Un homme traverse une rue à Téhéran, le 13 octobre 2025. Photo Atta Kenare/ AFP
L'Iran a défendu mardi son absence au sommet sur Gaza, tenu en Égypte et co-présidé par le président américain Donald Trump, affirmant que le pays n'avait pas raté une « opportunité » sur la scène diplomatique.
De nombreux médias iraniens ont critiqué ces derniers jours la décision de Téhéran de décliner l'invitation de l'Egypte à participer lundi à ce sommet organisé dans la station balnéaire de Charm el-Cheikh.

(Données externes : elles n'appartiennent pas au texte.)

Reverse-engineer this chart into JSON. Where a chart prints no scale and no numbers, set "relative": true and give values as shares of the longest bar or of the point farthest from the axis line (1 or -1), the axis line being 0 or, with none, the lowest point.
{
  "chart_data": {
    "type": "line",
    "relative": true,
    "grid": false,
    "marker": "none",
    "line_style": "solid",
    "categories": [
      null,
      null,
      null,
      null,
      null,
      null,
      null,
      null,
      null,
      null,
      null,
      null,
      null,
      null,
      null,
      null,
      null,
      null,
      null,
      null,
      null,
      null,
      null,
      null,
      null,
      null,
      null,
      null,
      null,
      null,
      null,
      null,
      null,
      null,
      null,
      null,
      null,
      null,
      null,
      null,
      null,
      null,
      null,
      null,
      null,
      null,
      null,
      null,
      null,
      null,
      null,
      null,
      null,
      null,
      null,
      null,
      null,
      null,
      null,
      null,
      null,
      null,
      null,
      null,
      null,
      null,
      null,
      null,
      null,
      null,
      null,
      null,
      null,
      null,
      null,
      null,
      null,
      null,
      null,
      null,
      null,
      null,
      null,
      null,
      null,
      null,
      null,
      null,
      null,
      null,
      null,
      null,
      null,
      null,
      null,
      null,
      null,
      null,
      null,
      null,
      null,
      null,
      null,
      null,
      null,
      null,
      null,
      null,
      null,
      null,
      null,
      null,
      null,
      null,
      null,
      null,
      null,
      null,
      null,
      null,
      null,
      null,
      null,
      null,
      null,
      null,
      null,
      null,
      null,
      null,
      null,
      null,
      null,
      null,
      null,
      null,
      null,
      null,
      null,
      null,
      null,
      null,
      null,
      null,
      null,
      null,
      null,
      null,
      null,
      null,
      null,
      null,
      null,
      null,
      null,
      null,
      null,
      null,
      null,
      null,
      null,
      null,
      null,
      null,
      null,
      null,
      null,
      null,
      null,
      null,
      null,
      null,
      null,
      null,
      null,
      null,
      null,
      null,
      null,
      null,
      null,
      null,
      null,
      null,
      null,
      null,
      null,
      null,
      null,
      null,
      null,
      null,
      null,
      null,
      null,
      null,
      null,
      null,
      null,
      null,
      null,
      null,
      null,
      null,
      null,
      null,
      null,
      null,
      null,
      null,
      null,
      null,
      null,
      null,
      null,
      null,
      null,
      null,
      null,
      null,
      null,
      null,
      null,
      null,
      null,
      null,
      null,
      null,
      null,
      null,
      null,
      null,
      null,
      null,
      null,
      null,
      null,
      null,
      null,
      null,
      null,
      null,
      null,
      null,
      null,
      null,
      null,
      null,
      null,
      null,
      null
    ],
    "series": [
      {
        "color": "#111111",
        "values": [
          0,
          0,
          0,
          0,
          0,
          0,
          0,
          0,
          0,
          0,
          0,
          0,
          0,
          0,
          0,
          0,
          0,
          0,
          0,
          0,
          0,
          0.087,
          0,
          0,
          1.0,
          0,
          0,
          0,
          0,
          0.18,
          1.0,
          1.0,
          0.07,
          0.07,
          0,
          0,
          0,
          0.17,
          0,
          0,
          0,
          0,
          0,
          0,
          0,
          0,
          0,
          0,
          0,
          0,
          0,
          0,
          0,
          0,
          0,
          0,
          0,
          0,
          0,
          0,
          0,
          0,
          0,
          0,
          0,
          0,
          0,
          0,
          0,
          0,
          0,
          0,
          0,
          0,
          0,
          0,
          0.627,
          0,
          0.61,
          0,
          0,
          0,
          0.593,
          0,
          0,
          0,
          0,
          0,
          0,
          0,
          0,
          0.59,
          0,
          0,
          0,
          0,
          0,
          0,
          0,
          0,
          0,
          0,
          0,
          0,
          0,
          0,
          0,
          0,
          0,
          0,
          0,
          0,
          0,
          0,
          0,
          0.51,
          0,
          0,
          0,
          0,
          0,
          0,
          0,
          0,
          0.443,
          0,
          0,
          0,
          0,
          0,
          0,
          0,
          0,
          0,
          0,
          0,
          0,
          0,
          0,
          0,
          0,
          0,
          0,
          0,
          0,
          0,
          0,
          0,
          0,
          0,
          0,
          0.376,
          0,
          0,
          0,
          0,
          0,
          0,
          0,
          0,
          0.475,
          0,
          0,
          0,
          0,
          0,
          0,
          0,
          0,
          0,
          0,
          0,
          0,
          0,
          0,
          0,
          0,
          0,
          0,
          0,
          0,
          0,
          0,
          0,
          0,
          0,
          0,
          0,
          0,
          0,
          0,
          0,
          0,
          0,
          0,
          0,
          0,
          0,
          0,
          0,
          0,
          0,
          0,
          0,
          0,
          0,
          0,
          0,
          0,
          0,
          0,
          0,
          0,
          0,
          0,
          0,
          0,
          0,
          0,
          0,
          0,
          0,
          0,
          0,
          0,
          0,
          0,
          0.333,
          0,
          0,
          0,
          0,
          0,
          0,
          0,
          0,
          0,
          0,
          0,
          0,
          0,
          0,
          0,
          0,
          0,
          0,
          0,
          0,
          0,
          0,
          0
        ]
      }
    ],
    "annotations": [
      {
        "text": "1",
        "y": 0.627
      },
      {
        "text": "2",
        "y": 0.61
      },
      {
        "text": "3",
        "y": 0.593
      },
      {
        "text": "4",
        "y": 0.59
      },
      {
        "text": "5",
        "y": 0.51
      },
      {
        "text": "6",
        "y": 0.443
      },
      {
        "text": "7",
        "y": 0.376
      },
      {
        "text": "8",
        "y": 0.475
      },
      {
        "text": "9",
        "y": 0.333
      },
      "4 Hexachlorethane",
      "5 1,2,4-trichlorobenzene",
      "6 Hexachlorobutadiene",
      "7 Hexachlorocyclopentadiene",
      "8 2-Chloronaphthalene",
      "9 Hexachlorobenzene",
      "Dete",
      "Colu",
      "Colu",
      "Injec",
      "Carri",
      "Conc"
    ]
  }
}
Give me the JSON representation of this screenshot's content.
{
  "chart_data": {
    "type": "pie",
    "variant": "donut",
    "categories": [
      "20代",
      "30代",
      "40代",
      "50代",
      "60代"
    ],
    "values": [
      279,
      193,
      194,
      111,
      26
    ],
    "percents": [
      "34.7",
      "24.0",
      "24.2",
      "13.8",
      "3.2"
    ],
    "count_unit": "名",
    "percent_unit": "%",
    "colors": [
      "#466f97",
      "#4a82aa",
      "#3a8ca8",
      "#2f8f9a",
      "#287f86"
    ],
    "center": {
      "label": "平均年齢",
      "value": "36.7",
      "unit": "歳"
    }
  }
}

Mardi, le journal réformateur Shargh a ainsi estimé que l'absence de l'Iran à l'évènement témoignait d'une « passivité, d'un manque d'initiative et d'une perte d'opportunités » en matière de politique étrangère. Pour sa part, le journal Ham Mihan, qui cite un ancien diplomate, écrit que Téhéran aurait dû prendre part aux négociations, car « la question de la Palestine et l'avenir de Gaza sont liés à l'Iran ».
Réagissant à ces prises de position, le porte-parole du ministère des Affaires étrangères, Esmaïl Baghaï, a défendu mardi la décision de l'Iran et assuré que participer à de tels rassemblements « sans calculs précis » pourrait « nuire à la position du pays ».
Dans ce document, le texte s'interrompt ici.